The structured array has the 3rd dimension included as tuples at the intersection of each row and column. They are accessible by name e.g. image_arr ['vis-red']. 'vis-red' is the band name because the request used the visualizationOptions parameters to scale to 8-bit RGB image.

in: image_arr

out: array([[(50, 69, 87), (50, 69, 87), (51, 68, 88), ..., (71, 78, 86),
        (65, 75, 86), (68, 81, 84)],
       [(50, 70, 87), (50, 69, 88), (49, 69, 89), ..., (73, 77, 88),
        (65, 76, 85), (64, 81, 83)],
       [(49, 69, 88), (50, 70, 88), (50, 70, 89), ..., (64, 75, 87),
        (63, 79, 84), (62, 80, 82)],
       ...,
       [(73, 80, 89), (66, 72, 84), (61, 69, 82), ..., (56, 67, 80),
        (55, 65, 79), (55, 65, 79)],
       [(76, 81, 90), (62, 72, 84), (57, 70, 81), ..., (54, 66, 80),
        (54, 66, 80), (54, 64, 80)],
       [(77, 82, 92), (62, 73, 83), (56, 70, 81), ..., (54, 66, 79),
        (54, 66, 79), (54, 64, 79)]],
      dtype=[('vis-red', 'u1'), ('vis-green', 'u1'), ('vis-blue', 'u1')])

in: image_arr.dtype

out: dtype([('vis-red', 'u1'), ('vis-green', 'u1'), ('vis-blue', 'u1')])

in: image_arr['vis-red']

out: array([[50, 50, 51, ..., 71, 65, 68],
       [50, 50, 49, ..., 73, 65, 64],
       [49, 50, 50, ..., 64, 63, 62],
       ...,
       [73, 66, 61, ..., 56, 55, 55],
       [76, 62, 57, ..., 54, 54, 54],
       [77, 62, 56, ..., 54, 54, 54]], dtype=uint8)

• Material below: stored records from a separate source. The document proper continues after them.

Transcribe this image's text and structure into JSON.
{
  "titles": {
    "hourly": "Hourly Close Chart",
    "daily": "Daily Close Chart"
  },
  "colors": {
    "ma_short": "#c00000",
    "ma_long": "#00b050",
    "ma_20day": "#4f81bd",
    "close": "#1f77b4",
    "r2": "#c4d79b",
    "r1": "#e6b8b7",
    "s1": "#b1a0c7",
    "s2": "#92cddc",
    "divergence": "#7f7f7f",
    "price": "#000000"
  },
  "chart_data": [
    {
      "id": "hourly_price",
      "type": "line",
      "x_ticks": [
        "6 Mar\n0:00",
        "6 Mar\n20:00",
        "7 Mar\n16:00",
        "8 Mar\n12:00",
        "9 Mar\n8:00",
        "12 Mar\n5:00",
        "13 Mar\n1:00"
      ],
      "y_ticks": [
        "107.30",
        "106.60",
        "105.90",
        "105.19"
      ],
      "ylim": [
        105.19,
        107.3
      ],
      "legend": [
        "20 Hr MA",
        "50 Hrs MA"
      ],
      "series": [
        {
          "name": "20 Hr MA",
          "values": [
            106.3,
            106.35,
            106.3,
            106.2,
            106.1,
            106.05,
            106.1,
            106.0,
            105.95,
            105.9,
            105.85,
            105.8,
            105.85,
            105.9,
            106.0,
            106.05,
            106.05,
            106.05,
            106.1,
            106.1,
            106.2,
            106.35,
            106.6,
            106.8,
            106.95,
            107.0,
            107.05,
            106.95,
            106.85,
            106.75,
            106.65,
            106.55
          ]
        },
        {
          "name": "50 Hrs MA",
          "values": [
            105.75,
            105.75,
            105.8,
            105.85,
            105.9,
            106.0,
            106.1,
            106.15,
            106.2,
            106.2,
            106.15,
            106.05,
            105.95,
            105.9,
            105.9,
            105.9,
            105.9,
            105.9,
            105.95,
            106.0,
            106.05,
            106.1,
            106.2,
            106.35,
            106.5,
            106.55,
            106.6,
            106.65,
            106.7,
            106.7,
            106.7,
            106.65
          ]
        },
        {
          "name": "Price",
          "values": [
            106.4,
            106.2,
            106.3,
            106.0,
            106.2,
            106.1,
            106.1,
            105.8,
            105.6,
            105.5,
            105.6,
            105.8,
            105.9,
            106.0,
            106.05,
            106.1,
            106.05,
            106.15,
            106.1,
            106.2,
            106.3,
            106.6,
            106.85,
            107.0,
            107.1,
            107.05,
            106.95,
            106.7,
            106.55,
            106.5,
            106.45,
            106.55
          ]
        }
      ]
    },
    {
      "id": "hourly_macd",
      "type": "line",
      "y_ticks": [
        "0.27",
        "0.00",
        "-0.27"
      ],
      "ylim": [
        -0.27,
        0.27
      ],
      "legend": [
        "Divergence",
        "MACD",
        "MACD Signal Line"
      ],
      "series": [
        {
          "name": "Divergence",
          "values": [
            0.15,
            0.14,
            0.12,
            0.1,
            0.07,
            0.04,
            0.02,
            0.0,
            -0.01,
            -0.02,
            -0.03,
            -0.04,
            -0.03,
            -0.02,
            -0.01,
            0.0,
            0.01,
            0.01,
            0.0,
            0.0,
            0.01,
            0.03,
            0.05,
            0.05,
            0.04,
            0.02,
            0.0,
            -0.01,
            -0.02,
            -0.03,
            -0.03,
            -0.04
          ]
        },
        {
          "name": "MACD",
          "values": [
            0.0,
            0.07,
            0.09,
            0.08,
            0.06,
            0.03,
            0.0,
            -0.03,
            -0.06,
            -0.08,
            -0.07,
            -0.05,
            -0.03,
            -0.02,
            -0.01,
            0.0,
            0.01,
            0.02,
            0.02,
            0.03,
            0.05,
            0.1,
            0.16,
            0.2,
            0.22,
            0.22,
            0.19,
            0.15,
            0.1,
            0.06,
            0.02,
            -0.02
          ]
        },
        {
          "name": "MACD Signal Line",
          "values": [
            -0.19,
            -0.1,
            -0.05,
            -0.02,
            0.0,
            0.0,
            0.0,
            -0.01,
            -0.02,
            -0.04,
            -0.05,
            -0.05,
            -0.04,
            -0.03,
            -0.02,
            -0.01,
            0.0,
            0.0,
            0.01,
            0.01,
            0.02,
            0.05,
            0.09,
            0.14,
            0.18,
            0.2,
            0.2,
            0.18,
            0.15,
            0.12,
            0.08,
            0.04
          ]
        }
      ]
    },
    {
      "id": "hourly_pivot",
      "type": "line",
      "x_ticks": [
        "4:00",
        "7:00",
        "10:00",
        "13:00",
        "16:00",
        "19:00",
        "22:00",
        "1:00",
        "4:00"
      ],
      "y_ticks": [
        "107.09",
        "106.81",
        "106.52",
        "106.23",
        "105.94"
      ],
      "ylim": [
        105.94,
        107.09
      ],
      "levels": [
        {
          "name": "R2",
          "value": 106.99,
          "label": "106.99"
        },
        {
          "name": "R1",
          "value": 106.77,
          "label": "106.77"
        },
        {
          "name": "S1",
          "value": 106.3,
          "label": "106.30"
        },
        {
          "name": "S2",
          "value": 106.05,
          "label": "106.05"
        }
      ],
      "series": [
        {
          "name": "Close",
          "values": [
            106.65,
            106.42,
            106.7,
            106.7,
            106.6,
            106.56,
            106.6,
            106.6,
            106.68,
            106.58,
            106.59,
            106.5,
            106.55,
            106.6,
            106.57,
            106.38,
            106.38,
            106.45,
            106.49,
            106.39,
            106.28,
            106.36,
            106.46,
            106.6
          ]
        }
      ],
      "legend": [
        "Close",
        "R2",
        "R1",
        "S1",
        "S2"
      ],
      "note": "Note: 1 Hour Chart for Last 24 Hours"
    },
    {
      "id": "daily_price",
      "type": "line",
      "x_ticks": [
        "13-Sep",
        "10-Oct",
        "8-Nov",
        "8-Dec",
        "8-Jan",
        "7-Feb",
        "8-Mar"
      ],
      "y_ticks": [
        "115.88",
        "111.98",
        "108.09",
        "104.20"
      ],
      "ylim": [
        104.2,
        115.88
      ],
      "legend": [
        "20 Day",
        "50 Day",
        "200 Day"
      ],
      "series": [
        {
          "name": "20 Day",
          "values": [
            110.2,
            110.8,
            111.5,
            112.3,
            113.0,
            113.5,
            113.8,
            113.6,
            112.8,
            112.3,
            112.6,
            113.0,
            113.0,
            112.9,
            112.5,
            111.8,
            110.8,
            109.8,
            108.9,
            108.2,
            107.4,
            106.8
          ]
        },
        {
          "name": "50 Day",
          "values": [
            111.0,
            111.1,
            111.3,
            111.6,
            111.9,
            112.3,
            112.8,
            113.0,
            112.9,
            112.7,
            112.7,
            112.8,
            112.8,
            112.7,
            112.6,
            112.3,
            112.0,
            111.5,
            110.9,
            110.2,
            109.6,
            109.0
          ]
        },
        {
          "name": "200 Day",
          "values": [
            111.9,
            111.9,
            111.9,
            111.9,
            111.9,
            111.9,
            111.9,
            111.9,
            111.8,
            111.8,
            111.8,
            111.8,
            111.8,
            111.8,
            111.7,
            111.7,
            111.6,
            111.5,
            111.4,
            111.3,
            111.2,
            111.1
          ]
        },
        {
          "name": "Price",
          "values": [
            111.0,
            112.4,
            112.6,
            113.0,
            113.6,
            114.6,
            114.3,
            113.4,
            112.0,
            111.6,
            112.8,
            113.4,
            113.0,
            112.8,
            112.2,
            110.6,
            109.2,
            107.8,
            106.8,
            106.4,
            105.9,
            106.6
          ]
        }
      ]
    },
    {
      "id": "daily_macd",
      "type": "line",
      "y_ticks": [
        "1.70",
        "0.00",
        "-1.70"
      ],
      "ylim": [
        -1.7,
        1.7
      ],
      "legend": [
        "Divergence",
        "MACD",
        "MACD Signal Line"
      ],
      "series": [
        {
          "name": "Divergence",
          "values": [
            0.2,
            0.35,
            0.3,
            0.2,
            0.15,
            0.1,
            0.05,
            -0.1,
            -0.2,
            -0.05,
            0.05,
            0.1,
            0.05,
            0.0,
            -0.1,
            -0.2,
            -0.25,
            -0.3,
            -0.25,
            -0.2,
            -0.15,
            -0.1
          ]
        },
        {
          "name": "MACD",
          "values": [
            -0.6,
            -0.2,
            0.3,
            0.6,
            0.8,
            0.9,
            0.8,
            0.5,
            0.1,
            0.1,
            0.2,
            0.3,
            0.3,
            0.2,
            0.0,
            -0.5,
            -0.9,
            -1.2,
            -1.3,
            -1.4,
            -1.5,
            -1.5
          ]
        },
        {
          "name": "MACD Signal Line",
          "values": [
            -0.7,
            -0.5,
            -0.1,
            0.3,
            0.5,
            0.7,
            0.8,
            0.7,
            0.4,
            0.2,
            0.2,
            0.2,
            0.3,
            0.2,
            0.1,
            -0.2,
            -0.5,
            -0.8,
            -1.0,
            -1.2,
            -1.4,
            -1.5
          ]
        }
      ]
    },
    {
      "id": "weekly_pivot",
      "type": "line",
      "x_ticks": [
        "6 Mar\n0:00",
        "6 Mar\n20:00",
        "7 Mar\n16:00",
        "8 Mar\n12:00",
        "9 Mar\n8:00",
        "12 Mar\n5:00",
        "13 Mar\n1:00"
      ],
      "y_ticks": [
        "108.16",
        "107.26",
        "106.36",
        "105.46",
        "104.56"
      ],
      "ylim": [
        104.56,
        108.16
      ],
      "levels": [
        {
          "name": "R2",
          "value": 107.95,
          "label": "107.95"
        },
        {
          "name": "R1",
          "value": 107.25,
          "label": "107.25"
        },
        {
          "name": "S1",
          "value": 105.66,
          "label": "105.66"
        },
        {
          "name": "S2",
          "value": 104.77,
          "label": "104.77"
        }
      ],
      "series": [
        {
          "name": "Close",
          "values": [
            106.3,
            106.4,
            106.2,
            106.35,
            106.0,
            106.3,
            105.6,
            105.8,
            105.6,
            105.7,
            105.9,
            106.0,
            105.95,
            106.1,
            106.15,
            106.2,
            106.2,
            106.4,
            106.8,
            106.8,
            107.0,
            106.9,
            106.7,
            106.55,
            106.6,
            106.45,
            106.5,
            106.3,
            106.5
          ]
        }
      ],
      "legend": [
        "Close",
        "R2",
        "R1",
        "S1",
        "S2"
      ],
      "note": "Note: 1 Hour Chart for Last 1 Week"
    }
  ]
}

Answer 7 · 2023-12-19T00:48:20.000Z

Also, the example for ee.data.computePixels is a bit strange - they use the same params/args as the ee.data.getPixels example which is funky with how to specify the region to export. The advantage of ee.computePixels is that you can specify the area to download using an ee.Geomtry object with ee.Image.clipToBoundsAndScale:

knoxville = ee.Geometry.BBox(-84.07, 35.87, -83.79, 36.06) # some ROI
image1 = (ee.ImageCollection('COPERNICUS/S2')
              .filterBounds(knoxville)
              .filterDate('2020-07-01', '2020-09-01')
              .median()
              .setDefaultProjection('EPSG:4326', None, 20) # Or some other CRS/scale
              .clipToBoundsAndScale(geometry=knoxville, scale=20)) # Clip to ROI and scale

image_arr1 = ee.data.computePixels({
    'expression': image1,
    'fileFormat': 'NUMPY_NDARRAY',
    'bandIds': ['B4', 'B3', 'B2'],
    'visualizationOptions': {'ranges': [{'min': 0, 'max': 3000}]} # Don't need to RGB
})

display(image_arr1)


import matplotlib.pyplot as plt
plt.imshow(np.dstack(([image_arr1[band] for band in image_arr1.dtype.names])))

Here is a notebook that describes the differences: https://developers.google.com/earth-engine/tutorials/community/data-converters

Answer 8 · 2023-12-19T02:13:18.000Z

Thank you for clarifying. It makes sense.